RPost protects the evidentiary records of messages and their associated content, documents and metadata by packaging the email record as an RPost Receipt, in a special manner where the receipt can be third party verified for authentication of content, metadata (application and system), and times (not sender or recipient times, but uniform times). This record is preserved in a manner so that it can be forwarded by simple email to any recipient, and any recipient can verify the receipt and have the originals (message content, attachments, timestamps, application and system metadata) reconstructed and certified as authentic, on demand (RPost does this without storing any message content).

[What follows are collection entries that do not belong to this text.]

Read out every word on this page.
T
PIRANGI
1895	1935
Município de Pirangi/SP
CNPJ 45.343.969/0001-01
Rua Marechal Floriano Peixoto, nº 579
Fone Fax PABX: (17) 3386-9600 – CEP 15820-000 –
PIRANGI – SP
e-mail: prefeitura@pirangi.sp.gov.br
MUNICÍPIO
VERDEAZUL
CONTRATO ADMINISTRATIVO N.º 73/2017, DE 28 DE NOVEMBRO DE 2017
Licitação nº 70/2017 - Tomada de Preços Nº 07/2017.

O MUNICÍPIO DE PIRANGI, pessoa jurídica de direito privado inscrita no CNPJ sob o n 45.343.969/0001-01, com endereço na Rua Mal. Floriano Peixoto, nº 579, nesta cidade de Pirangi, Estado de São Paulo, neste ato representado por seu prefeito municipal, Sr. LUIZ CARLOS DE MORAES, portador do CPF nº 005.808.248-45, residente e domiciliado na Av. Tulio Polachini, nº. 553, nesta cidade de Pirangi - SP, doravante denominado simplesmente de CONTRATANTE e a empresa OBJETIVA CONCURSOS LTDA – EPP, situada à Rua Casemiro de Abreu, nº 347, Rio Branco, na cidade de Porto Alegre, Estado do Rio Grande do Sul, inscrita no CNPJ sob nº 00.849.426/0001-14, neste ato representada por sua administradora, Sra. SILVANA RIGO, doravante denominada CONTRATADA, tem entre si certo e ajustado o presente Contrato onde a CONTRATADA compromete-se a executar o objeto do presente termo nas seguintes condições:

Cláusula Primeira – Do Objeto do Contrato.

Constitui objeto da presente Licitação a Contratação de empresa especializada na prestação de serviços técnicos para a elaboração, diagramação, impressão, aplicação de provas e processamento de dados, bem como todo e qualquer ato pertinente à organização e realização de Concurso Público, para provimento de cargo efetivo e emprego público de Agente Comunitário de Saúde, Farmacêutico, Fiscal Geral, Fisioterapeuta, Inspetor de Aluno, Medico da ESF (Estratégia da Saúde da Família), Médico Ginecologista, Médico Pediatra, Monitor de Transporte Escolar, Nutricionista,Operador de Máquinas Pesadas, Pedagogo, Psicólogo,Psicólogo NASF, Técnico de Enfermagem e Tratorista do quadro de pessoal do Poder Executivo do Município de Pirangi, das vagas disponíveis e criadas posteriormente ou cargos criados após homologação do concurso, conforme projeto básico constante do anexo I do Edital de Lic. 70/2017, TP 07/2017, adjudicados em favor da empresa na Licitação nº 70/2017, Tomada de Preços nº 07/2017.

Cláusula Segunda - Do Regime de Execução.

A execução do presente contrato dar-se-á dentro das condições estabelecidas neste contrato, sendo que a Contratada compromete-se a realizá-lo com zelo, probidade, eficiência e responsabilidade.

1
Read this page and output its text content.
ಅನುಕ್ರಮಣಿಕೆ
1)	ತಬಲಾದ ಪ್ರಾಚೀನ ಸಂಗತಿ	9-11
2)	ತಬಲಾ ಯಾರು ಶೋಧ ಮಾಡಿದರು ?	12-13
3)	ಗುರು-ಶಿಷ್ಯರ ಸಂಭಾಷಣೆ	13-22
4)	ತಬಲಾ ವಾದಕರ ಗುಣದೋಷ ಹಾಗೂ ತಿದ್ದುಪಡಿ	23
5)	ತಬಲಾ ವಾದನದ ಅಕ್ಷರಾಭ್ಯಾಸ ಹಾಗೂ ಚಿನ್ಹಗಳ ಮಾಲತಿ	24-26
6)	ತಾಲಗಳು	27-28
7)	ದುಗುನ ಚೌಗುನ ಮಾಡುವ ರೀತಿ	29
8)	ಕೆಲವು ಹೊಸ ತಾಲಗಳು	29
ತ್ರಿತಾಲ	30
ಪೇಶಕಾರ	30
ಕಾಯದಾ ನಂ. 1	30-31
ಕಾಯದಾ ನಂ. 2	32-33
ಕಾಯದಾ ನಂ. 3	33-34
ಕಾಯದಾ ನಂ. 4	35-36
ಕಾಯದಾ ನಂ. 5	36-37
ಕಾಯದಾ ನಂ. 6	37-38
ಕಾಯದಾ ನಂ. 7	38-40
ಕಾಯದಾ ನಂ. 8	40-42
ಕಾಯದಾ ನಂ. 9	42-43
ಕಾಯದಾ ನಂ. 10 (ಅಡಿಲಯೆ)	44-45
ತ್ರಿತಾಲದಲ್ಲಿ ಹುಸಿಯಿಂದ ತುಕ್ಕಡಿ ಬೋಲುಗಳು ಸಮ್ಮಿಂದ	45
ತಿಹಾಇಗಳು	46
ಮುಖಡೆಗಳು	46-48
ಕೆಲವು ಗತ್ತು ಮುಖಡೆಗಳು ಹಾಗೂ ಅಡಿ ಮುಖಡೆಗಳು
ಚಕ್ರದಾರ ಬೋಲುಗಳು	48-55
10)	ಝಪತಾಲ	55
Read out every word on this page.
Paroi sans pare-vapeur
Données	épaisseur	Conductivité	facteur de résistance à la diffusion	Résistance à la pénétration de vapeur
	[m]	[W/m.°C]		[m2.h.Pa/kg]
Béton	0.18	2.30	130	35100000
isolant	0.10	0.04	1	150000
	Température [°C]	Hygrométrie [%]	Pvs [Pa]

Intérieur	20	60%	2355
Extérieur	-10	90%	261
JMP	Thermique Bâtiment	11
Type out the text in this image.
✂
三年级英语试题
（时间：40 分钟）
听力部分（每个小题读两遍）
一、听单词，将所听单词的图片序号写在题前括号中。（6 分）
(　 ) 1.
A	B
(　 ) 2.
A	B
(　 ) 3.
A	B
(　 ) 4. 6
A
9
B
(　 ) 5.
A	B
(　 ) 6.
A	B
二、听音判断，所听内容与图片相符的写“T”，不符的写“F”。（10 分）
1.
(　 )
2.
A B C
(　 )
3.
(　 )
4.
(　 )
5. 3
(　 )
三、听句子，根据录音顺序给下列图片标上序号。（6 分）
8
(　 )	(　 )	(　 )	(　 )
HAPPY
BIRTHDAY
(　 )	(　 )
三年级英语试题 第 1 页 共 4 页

RPost’s Certified Email service does the same with RPost’s Digital Seal patented technology, but for the benefit of any recipient who also wants to verify the authenticity of the sender’s content, time authored, and by whom; in a manner that likewise is durable from inadvertent tampering at the forensic level.

In summary, metadata cleansing and then sending by RPOST REGISTERED EMAIL service provides a forensic record of the application metadata and the associated system metadata, after the cleaning occurred. If one is looking to have a proof record of the precise content (and metadata) of what the recipient actually received, RPost does that with its Registered Receipt email record.

It should matter more what was finally received, than a draft or non-final content that was on someone’s computer as a point in time. Therefore, the Registered Email service should be a requirement for proof of content received which (due to metadata cleaning and other things) can be deliberately different than what was sent, stored in the sender’s sent archive, stored in the sent folder, and stored on their hard drive file / document management system.